A Novel Recurrent Neural Network to Classify EEG Signals for Customers' Decision-Making Behavior Prediction in Brand Extension Scenario

It was meaningful to predict the customers' decision-making behavior in the field of market. However, due to individual differences and complex, non-linear natures of the electroencephalogram (EEG) signals, it was hard to classify the EEG signals and to predict customers' decisions by using traditional classification methods. To solve the aforementioned problems, a recurrent t-distributed stochastic neighbor embedding (t-SNE) neural network was proposed in current study to classify the EEG signals in the designed brand extension paradigm and to predict the participants' decisions (whether to accept the brand extension or not). The recurrent t-SNE neural network contained two steps.
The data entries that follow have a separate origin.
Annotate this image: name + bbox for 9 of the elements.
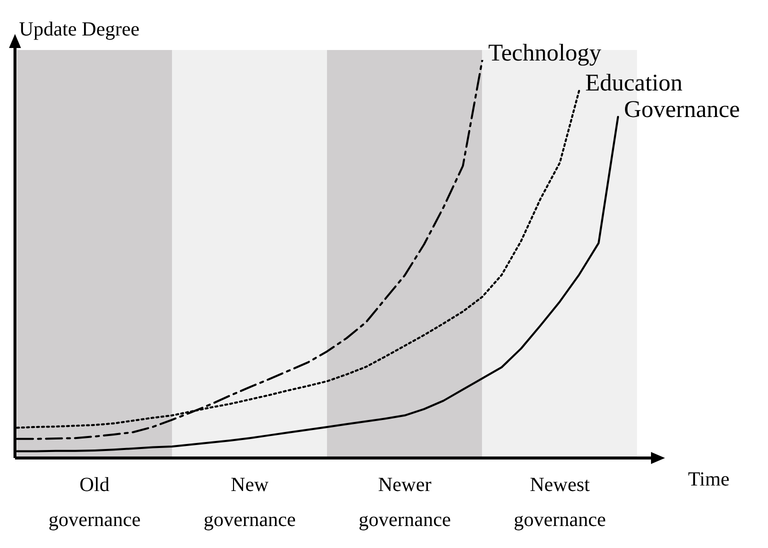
y-axis-title: Update Degree	[19, 18, 140, 40]
x-tick-label: Old governance	[48, 474, 141, 531]
series-label: Governance	[624, 97, 740, 124]
x-axis-title: Time	[688, 468, 730, 490]
series-label: Education	[585, 70, 683, 97]
x-tick-label: New governance	[204, 474, 296, 531]
x-tick-label: Newer governance	[358, 474, 451, 531]
x-tick-label: Newest governance	[514, 474, 606, 531]
series-label: Technology	[488, 40, 602, 66]
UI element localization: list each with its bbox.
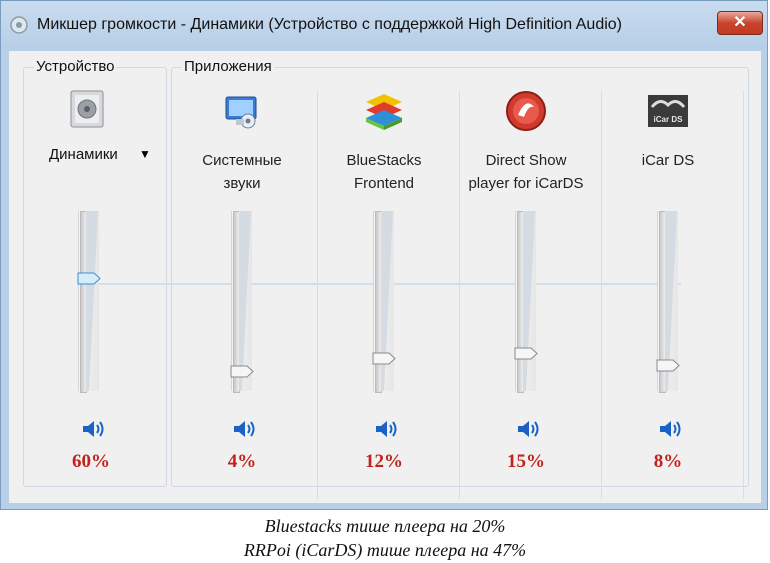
- column-separator: [601, 91, 602, 499]
- app-volume-slider[interactable]: [514, 211, 538, 393]
- speaker-device-icon[interactable]: [67, 87, 111, 131]
- device-selector[interactable]: Динамики ▼: [49, 146, 159, 168]
- device-name: Динамики: [49, 146, 118, 163]
- volume-mixer-window: Микшер громкости - Динамики (Устройство …: [0, 0, 768, 510]
- slider-thumb[interactable]: [656, 359, 680, 372]
- column-separator: [317, 91, 318, 499]
- app-name-line-1: Direct Show: [485, 152, 567, 169]
- caption-line-1: Bluestacks тише плеера на 20%: [264, 516, 506, 536]
- system-sounds-icon[interactable]: [220, 89, 264, 133]
- slider-wedge: [381, 211, 393, 391]
- mute-speaker-icon[interactable]: [658, 418, 682, 440]
- app-name: iCar DS: [598, 149, 738, 172]
- app-volume-percent: 12%: [365, 451, 403, 472]
- directshow-icon[interactable]: [504, 89, 548, 133]
- app-name-line-2: Frontend: [353, 175, 415, 192]
- slider-thumb[interactable]: [372, 352, 396, 365]
- column-separator: [459, 91, 460, 499]
- app-name: Direct Show player for iCarDS: [456, 149, 596, 195]
- icards-icon[interactable]: iCar DS: [646, 89, 690, 133]
- app-name-line-2: player for iCarDS: [468, 175, 584, 192]
- device-volume-slider[interactable]: [77, 211, 101, 393]
- app-name-line-1: BlueStacks: [346, 152, 422, 169]
- app-volume-percent: 8%: [653, 451, 683, 472]
- mute-speaker-icon[interactable]: [81, 418, 105, 440]
- app-name: BlueStacks Frontend: [314, 149, 454, 195]
- chevron-down-icon: ▼: [139, 147, 151, 161]
- device-volume-percent: 60%: [72, 451, 110, 472]
- app-name-line-1: iCar DS: [641, 152, 695, 169]
- app-volume-slider[interactable]: [656, 211, 680, 393]
- slider-wedge: [665, 211, 677, 391]
- mixer-app-icon: [10, 16, 28, 34]
- close-button[interactable]: ✕: [717, 11, 763, 35]
- title-bar[interactable]: Микшер громкости - Динамики (Устройство …: [1, 1, 769, 49]
- applications-group-label: Приложения: [182, 58, 274, 75]
- slider-wedge: [523, 211, 535, 391]
- device-group: Устройство: [23, 58, 167, 487]
- icards-logo-text: iCar DS: [654, 115, 684, 124]
- app-name-line-2: звуки: [223, 175, 261, 192]
- device-group-label: Устройство: [34, 58, 117, 75]
- slider-wedge: [239, 211, 251, 391]
- bluestacks-icon[interactable]: [362, 89, 406, 133]
- caption-line-2: RRPoi (iCarDS) тише плеера на 47%: [243, 540, 527, 560]
- app-name: Системные звуки: [172, 149, 312, 195]
- slider-thumb[interactable]: [230, 365, 254, 378]
- app-name-line-1: Системные: [202, 152, 282, 169]
- applications-group: Приложения: [171, 58, 749, 487]
- slider-thumb[interactable]: [77, 272, 101, 285]
- slider-wedge: [86, 211, 98, 391]
- app-volume-percent: 4%: [227, 451, 257, 472]
- app-volume-slider[interactable]: [230, 211, 254, 393]
- app-volume-percent: 15%: [507, 451, 545, 472]
- app-volume-slider[interactable]: [372, 211, 396, 393]
- column-separator: [743, 91, 744, 499]
- window-title: Микшер громкости - Динамики (Устройство …: [37, 16, 622, 33]
- mute-speaker-icon[interactable]: [374, 418, 398, 440]
- mute-speaker-icon[interactable]: [232, 418, 256, 440]
- slider-thumb[interactable]: [514, 347, 538, 360]
- mute-speaker-icon[interactable]: [516, 418, 540, 440]
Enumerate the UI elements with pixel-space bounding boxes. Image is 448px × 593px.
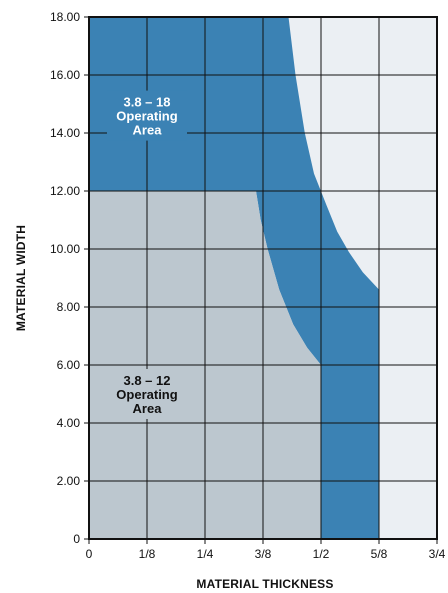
x-tick-label: 3/8 xyxy=(255,547,272,561)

In the first step, t-SNE algorithm was performed to extract features from EEG signals. Second, a recurrent neural network with long short-term memory (LSTM) layer, fully connected layer, and SoftMax layer was established to train the features, classify the EEG signals, as well as predict the cognitive performance. The proposed network could give a good prediction with accuracy around 87%. Its superior in prediction accuracy as compared to a recurrent principal component analysis (PCA) network, a recurrent independent component correlation algorithm [independent component analysis (ICA)] network, a t-SNE support vector machine (SVM) network, a t-SNE back propagation (BP) neural network, a deep LSTM neural network, and a convolutional neural network were also demonstrated. Moreover, the performance of the proposed network with different activated channels were also investigated and compared. The results showed that the proposed network could make a relatively good prediction with only 16 channels. The proposed network would become a potentially useful tool to help a company in making marketing decisions and to help uncover the neural mechanisms behind individuals' decision-making behavior with low cost and high efficiency.